Nose: The only places open for breakfast in the Canaries are Jamonerias. I like high end cured ham just as much as the next guy, but fuck man, I just want some eggs benedict with thick cut black pepper bacon and a smoothie #expatproblems. The nose has the richness of the fatty layer of high end acorn fed iberico. And wafts of nuttyness. The spice cabinet is on the earthy side, cumin and saffron, with bright spots of clove. Middle eastern sweeties, Maamoul date cookies and pistachios. There is an umami to the nose harkening to some of the best dashi I had when in Japan.

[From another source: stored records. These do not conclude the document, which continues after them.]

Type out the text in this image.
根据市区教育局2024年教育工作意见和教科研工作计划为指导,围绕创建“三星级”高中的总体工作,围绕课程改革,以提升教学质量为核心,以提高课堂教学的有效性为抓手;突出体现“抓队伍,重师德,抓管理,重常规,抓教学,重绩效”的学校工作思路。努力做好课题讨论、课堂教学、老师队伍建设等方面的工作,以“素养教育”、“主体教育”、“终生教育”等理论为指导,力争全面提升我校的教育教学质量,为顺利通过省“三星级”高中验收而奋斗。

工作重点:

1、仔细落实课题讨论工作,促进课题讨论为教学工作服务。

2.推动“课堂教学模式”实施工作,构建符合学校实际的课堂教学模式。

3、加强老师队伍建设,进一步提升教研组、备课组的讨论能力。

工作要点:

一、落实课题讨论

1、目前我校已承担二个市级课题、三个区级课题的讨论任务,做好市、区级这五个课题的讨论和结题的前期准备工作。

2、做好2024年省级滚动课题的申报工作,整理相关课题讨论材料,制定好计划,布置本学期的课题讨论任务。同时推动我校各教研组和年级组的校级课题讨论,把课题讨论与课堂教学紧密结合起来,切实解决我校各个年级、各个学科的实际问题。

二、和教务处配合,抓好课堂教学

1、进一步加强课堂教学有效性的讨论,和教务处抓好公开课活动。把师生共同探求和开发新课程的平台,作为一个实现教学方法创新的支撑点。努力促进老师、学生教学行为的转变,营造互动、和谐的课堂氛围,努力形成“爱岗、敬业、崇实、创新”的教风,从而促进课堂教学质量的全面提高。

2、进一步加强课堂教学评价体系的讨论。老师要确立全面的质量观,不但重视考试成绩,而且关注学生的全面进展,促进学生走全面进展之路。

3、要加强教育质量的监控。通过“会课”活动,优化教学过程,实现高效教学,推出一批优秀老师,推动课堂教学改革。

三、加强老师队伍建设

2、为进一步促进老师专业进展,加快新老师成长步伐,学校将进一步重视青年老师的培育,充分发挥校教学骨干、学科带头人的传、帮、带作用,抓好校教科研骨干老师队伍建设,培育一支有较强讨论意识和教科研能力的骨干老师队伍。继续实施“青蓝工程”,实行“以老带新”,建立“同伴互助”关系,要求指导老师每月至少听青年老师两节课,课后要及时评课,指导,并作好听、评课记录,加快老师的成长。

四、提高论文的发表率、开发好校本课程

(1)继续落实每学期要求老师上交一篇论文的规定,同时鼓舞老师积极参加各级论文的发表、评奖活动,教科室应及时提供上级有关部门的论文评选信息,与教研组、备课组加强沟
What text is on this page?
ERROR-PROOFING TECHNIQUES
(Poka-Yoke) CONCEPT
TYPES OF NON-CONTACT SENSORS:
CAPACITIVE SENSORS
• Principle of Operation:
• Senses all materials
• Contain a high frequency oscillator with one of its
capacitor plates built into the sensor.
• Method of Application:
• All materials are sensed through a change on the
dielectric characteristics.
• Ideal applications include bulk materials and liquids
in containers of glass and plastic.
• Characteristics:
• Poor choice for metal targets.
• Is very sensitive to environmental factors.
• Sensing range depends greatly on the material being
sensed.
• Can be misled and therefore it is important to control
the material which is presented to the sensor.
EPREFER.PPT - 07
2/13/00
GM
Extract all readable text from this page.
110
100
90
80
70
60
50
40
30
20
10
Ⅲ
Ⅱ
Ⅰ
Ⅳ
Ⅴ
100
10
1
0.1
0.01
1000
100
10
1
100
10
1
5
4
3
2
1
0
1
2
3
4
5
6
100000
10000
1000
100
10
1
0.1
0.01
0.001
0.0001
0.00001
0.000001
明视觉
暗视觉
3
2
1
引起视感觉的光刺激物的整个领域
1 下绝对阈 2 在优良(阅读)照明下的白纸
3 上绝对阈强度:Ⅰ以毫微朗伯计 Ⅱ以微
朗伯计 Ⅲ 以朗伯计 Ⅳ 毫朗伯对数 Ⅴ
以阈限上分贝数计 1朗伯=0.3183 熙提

Palate: Wintergreen. But none of the bitterness. In 5th grade in the US for many years all schools sent their kids to space camp. And you would go hike under the stars at night and they handed out wintergreen lifesavers. If you crunch them, they spark in the dark. So freaking cool. This pour is a powerful combination of sweet, sour and salty. Umeboshi japanese pickled plums. There is a traditional dish served here in the canaries: ultra thin tempura aubergine with sea salt and dark palm tree syrup. Like balsamic and molasses had a love child. This isn’t going to please everyone, but I absolutely love it. It’s challenging and interesting and everything I look for in a really good Le Freche.
Rating: 8 / 10 – I’m delighted I bought one. And wish I had a spare. Everything I liked in Le Freche 1980 turned up a notch. I’m struggling on the rating because for me it’s an 8, but I acknowledge it probably won’t be for others. It’s a touch too neurotic. Make sure you give it time to breathe in the glass. It really opened up.